My final weigh-in saw that I had lost 17Ibs and 50% of my body fat. Which after everything I had been through strangely, and temporarily, disappointed me. I was nowhere near size zero, and I felt like I had not achieved what I set out to do.

And that's exactly what this is all about: normal women, with normal constitutions set on unachievable goals. And when they don't meet them, they feel like failures.

I could have lost that weight over time, in a healthy, balanced way, and felt wonderful. But being extreme and not giving my body what it needed meant that every effort was futile, and being thin, did not make me happy as you would generally expect.

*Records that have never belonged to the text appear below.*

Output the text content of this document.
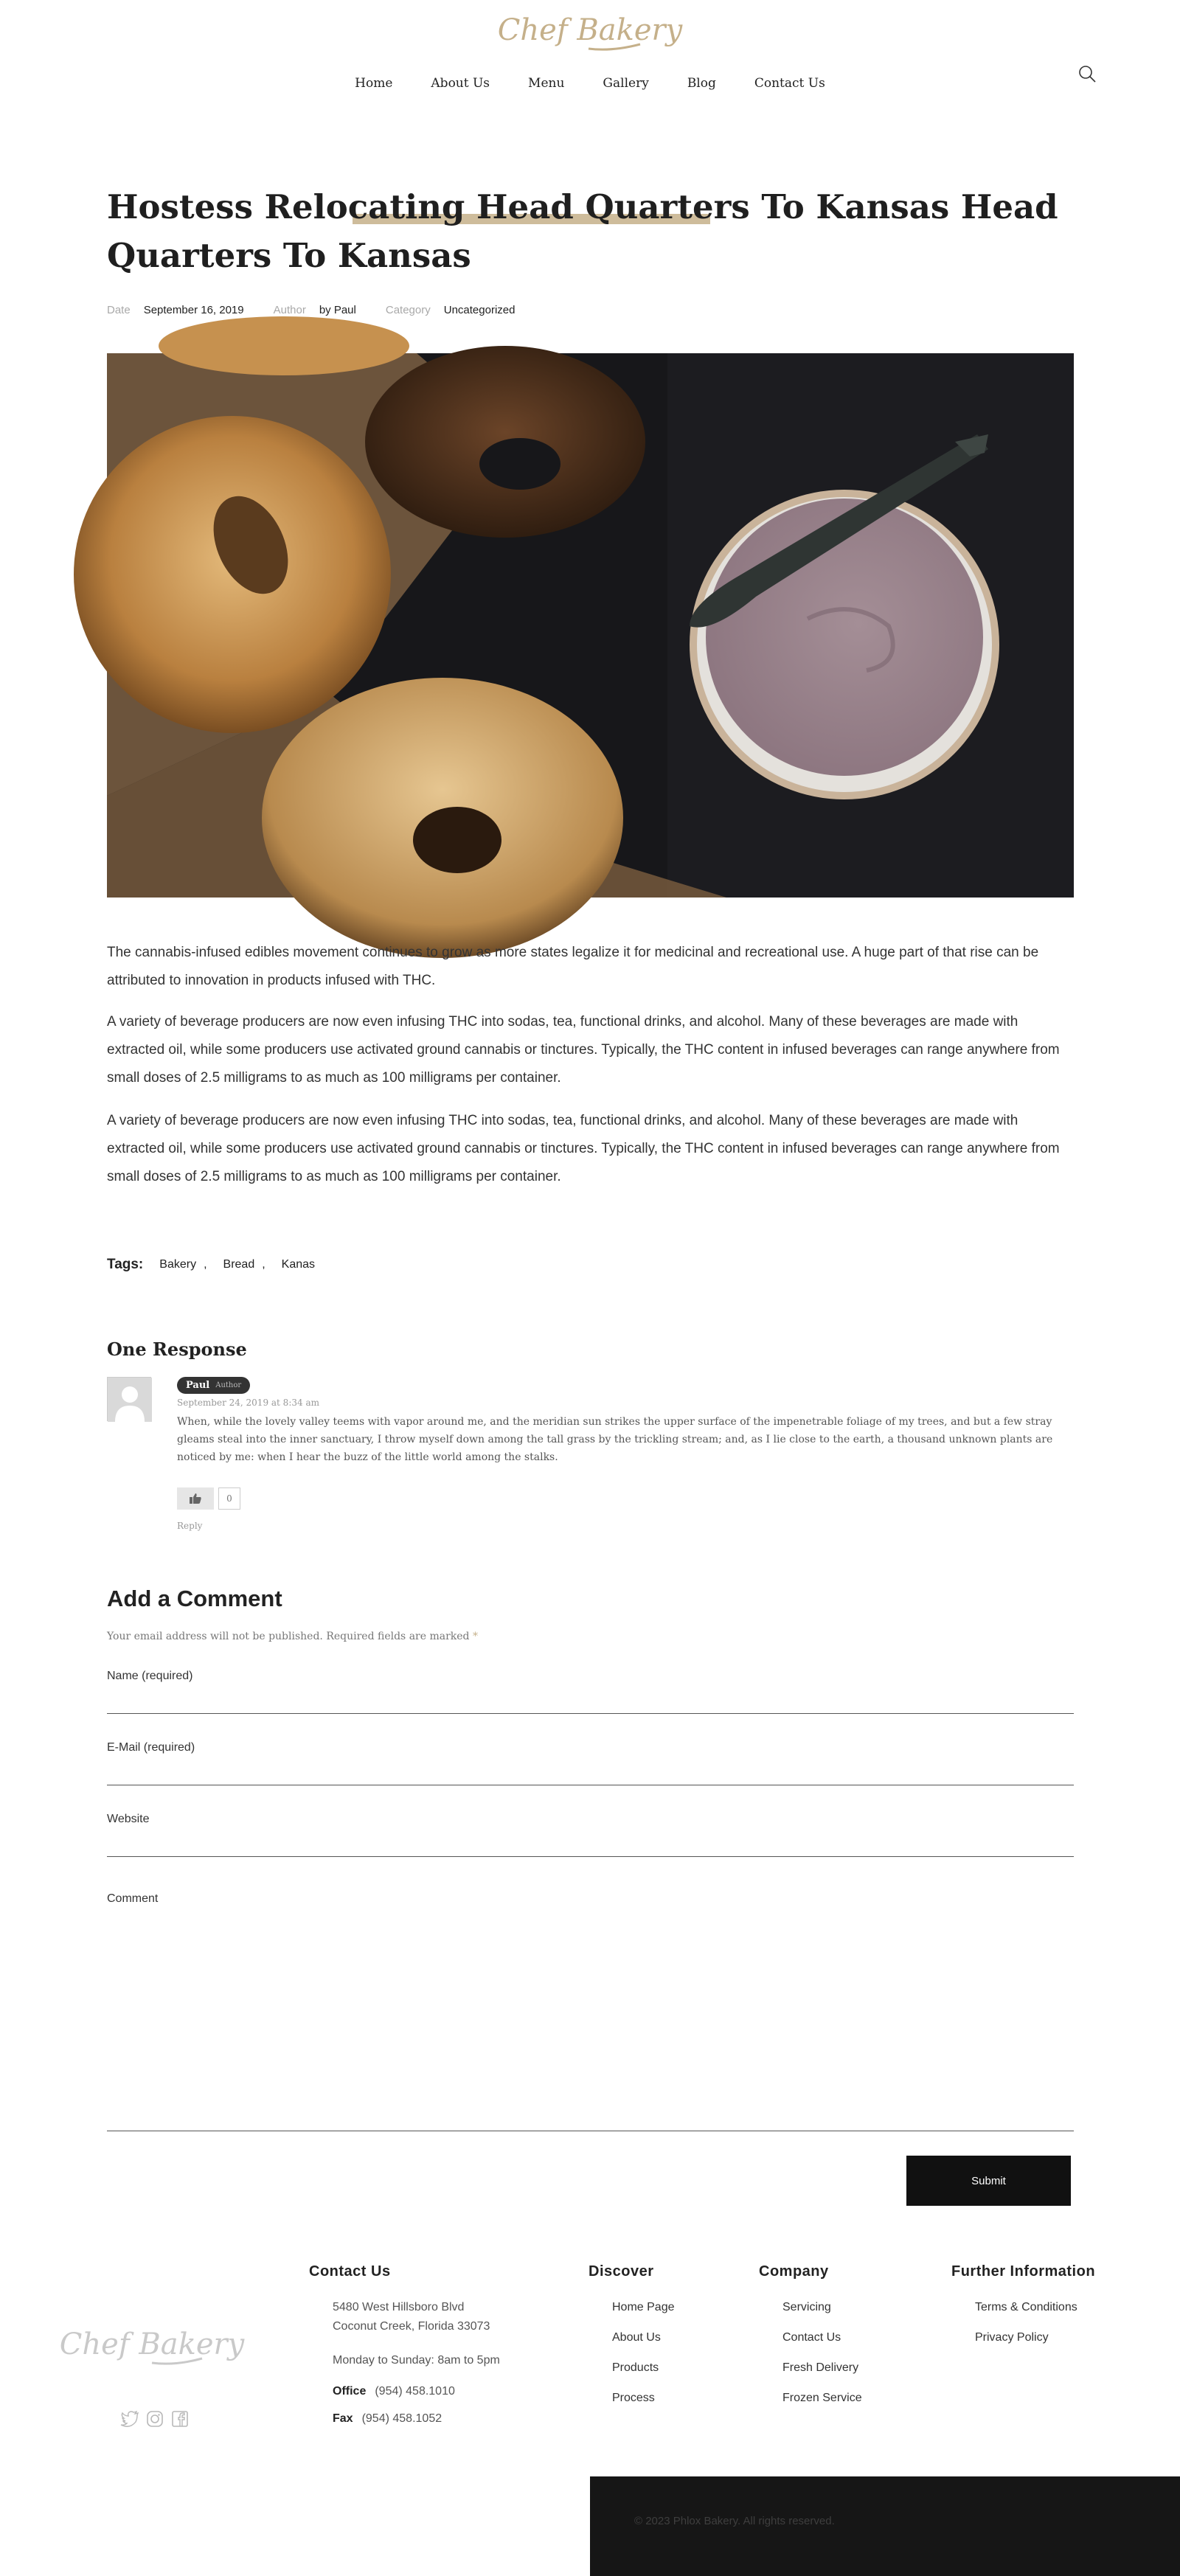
Chef Bakery
Home	About Us	Menu	Gallery	Blog	Contact Us
Hostess Relocating Head Quarters To Kansas Head Quarters To Kansas
Date September 16, 2019	Author by Paul	Category Uncategorized

The cannabis-infused edibles movement continues to grow as more states legalize it for medicinal and recreational use. A huge part of that rise can be attributed to innovation in products infused with THC.

A variety of beverage producers are now even infusing THC into sodas, tea, functional drinks, and alcohol. Many of these beverages are made with extracted oil, while some producers use activated ground cannabis or tinctures. Typically, the THC content in infused beverages can range anywhere from small doses of 2.5 milligrams to as much as 100 milligrams per container.

A variety of beverage producers are now even infusing THC into sodas, tea, functional drinks, and alcohol. Many of these beverages are made with extracted oil, while some producers use activated ground cannabis or tinctures. Typically, the THC content in infused beverages can range anywhere from small doses of 2.5 milligrams to as much as 100 milligrams per container.

Tags: Bakery , Bread , Kanas
One Response
Paul Author
September 24, 2019 at 8:34 am

When, while the lovely valley teems with vapor around me, and the meridian sun strikes the upper surface of the impenetrable foliage of my trees, and but a few stray gleams steal into the inner sanctuary, I throw myself down among the tall grass by the trickling stream; and, as I lie close to the earth, a thousand unknown plants are noticed by me: when I hear the buzz of the little world among the stalks.

0
Reply
Add a Comment

Your email address will not be published. Required fields are marked *

Name (required)
E-Mail (required)
Website
Comment
Submit
Chef Bakery
Contact Us
5480 West Hillsboro Blvd
Coconut Creek, Florida 33073
Monday to Sunday: 8am to 5pm
Office (954) 458.1010
Fax (954) 458.1052
Discover
Home Page
About Us
Products
Process
Company
Servicing
Contact Us
Fresh Delivery
Frozen Service
Further Information
Terms & Conditions
Privacy Policy
© 2023 Phlox Bakery. All rights reserved.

I was warned to ease myself back into eating slowly, but I can't say I followed that advice. Since ending the diet I have resumed my life as normal. Maybe one day I will try to lose a little more over time. But I never want to go back to how I felt when I was on that diet, and I hope to God, that my experience puts anyone else off trying the same thing. The body needs fuel. Food works, eat it.

sgmwife1
02-06-2007, 09:04 AM
Wow. I agree...food works. Portion control and regular exercise is pretty much all anyone needs. My motto:~ EAT TO LIVE DO NOT LIVE TO EAT~

harrisonsdream
02-06-2007, 09:13 AM
good motto. i have been at a place where i can relate to how hunger is your friend. i'm surprised she went ahead with the "experiment".

Veronica
02-06-2007, 09:42 AM
my problem is I just love food way too much...and use it in ways I shouldnt.

sgmwife1
02-06-2007, 09:54 AM
Food is a tough one for many of us. My motto is a reminder to myself. There are occasions when I tend to fill myself up on food when in reality I need to purge myself of the emotion causing me to eat.

Veronica
02-06-2007, 10:06 AM
I use food when I'm bored...I LOSE my appetite when I've got emotional issues...

sgmwife1
02-06-2007, 10:08 AM
I use food when I'm bored...I LOSE my appetite when I've got emotional issues...
I used to lose my appetite when I was stressed...I seem to have the opposite issue now. I dont know why, but, thank goodness I work at a fitness center.

SchlegelsBaby
02-06-2007, 10:24 AM
As a former anorexic and bulimic girl, I can understand all the things that this woman said. I could never do that to myself again, and I wish that others out there who are trying this would realize it is not safe. Actually, being completely honest, the media and all that should stop saying that anything bigger than a 3 is fat. I'm so tired of looking at the stars in Hollywood, musicians, and models having to be so skinny. You don't have to be skinny to be beautiful and to show off what ya got. Thats just my 2 cents though.

carlyn<3arvin
02-06-2007, 10:47 AM
Wow. I agree...food works. Portion control and regular exercise is pretty much all anyone needs. My motto:~ EAT TO LIVE DO NOT LIVE TO EAT~

my dad told me bout that motto one time...i forgot where he got it though.